Cambodia is one of the most biodiverse countries in South East Asia with many globally significant populations of mammals. The nocturnal and often shy habits of many species spanning large areas at low densities makes traditional surveying methods difficult. Camera traps have thus been a useful tool to monitor biodiversity and many have been set up by the Wildlife Conservation Society (WCS) in Cambodia to gain insight into elusive species. A wealth of images and data have been captured over two decades providing a large resource of important biological information on species distribution and relative abundance for large and small mammals as well as birds.

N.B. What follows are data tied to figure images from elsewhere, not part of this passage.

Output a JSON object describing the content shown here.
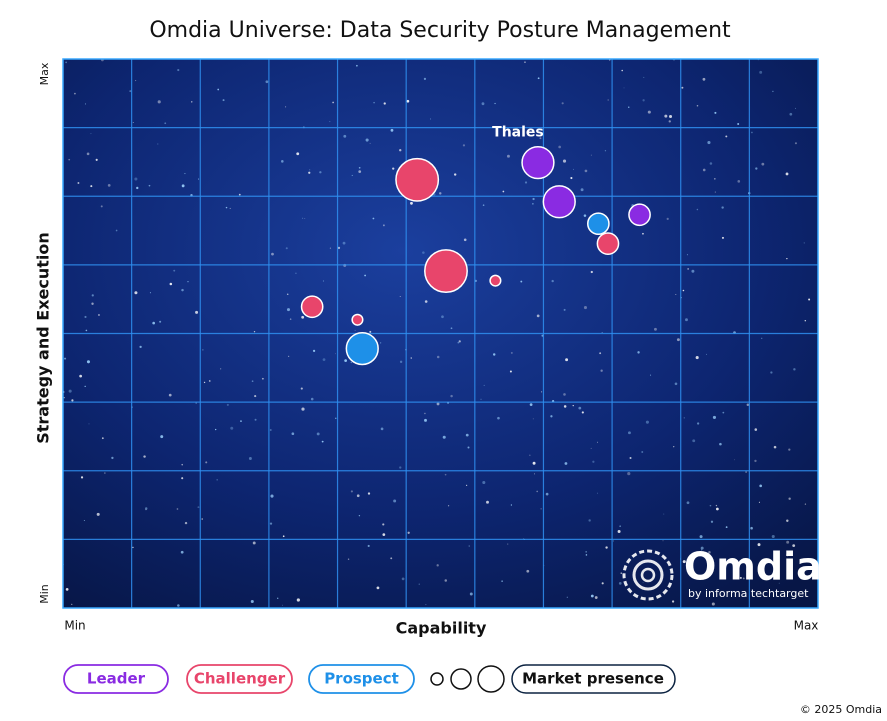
{
  "chart_data": {
    "type": "bubble",
    "title": "Omdia Universe: Data Security Posture Management",
    "x_label": "Capability",
    "y_label": "Strategy and Execution",
    "xlim": [
      0,
      11
    ],
    "ylim": [
      0,
      8
    ],
    "xticks": [
      {
        "value": 0,
        "label": "Min"
      },
      {
        "value": 11,
        "label": "Max"
      }
    ],
    "yticks": [
      {
        "value": 0,
        "label": "Min"
      },
      {
        "value": 8,
        "label": "Max"
      }
    ],
    "grid": true,
    "size_label": "Market presence",
    "series": [
      {
        "name": "Leader",
        "color": "#8a2be2",
        "x": [
          6.92,
          7.23,
          8.4
        ],
        "values": [
          6.49,
          5.92,
          5.73
        ],
        "sizes": [
          3,
          3,
          2
        ]
      },
      {
        "name": "Challenger",
        "color": "#e8456b",
        "x": [
          5.16,
          5.58,
          6.3,
          3.63,
          4.29,
          7.94
        ],
        "values": [
          6.24,
          4.91,
          4.77,
          4.39,
          4.2,
          5.31
        ],
        "sizes": [
          4,
          4,
          1,
          2,
          1,
          2
        ]
      },
      {
        "name": "Prospect",
        "color": "#1e90e8",
        "x": [
          7.8,
          4.36
        ],
        "values": [
          5.6,
          3.78
        ],
        "sizes": [
          2,
          3
        ]
      }
    ],
    "annotations": [
      {
        "text": "Thales",
        "series": 0,
        "index": 0
      }
    ],
    "logo": {
      "name": "Omdia",
      "tagline": "by informa techtarget"
    },
    "copyright": "© 2025 Omdia"
  }
}
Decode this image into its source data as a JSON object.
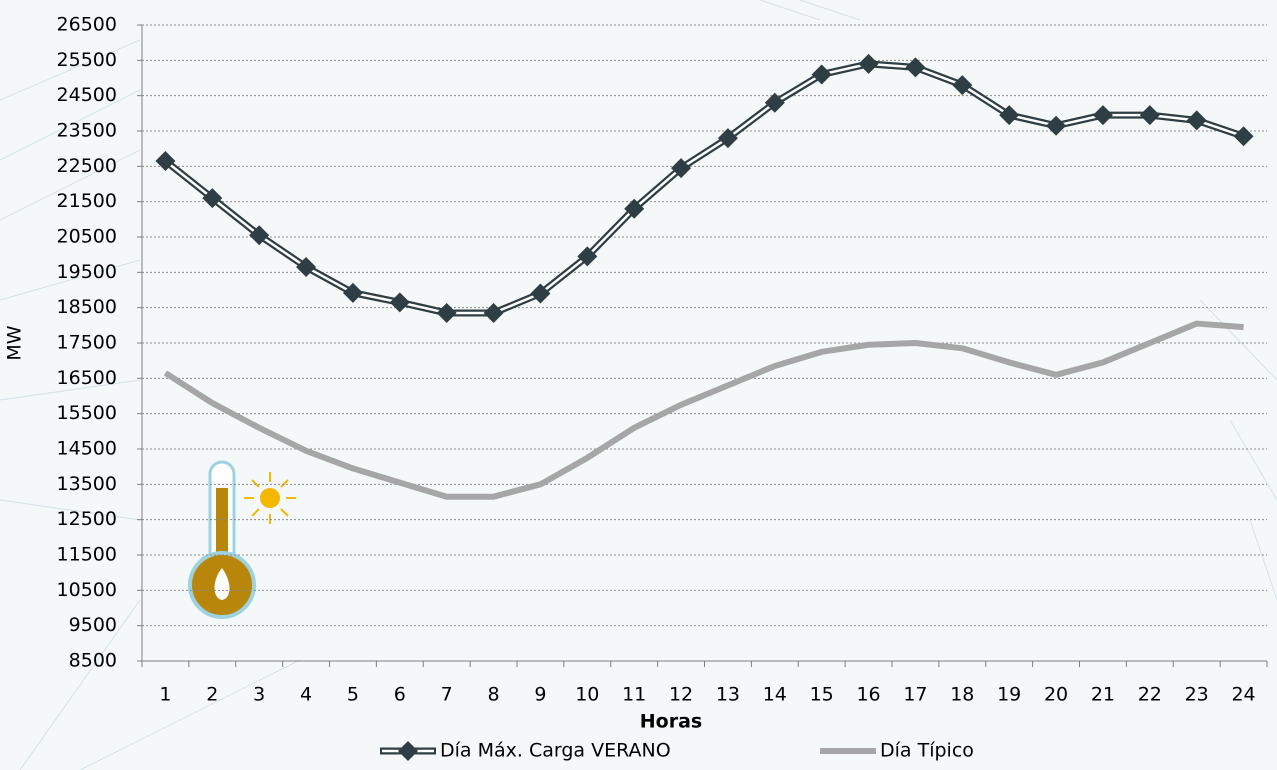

This project will galvanize the camera trap data initiated in 2001 and create an effective and appropriate system allowing access for future aggregate analysis and outreach. With multiple projects across many protected areas collecting a large number of images, data management is an important issue. Recently, 15,000 film-based camera trap images were digitized and indexed. The next phase of this work is the indexing of an estimated 75,000 digital camera trap images. Once completed, and with the full film and digital collection collated into an appropriate and dedicated system, this rich, long-term dataset can be used in an array of monitoring and ecological studies.
Conducted by WCS staff and supported by School for Field Studies (SFS) students, the data processing, indexing and standardization progressed well during the first half of the project, with more than 75,000 images processed, resulting in 16,500 standardized species occurrence records at mid-term reporting.
In the second half of the project, temporal coverage was expanded from 2001–2015 to include data from 2016–2018, and by the end of the project 295,285 images had been processed, resulting in 16,710 occurrence records, covering 79 specifies across four major landscapes being derived and published on GBIF. As of July 2019, the number of occurrence records had increased to 21,439.
This data will also be published on Wildlife Insights, the dedicated camera trap data management solution identified to collate and centralize the collection of data, which is now planned for release following completion of the project.
In addition to the activities undertaken, the project team has raised within WCS Cambodia the conversation of data publishing outside of camera trap data and making data more publically available. This capacity has subsequently supported other and wider discussions.
Moving forward the next steps for the project are the adoption of the Wildlife Insights and staff training in its usage. Additional occurrence records are also expected to be derived using Wildlife Insights, and through location data and other missing data from older records.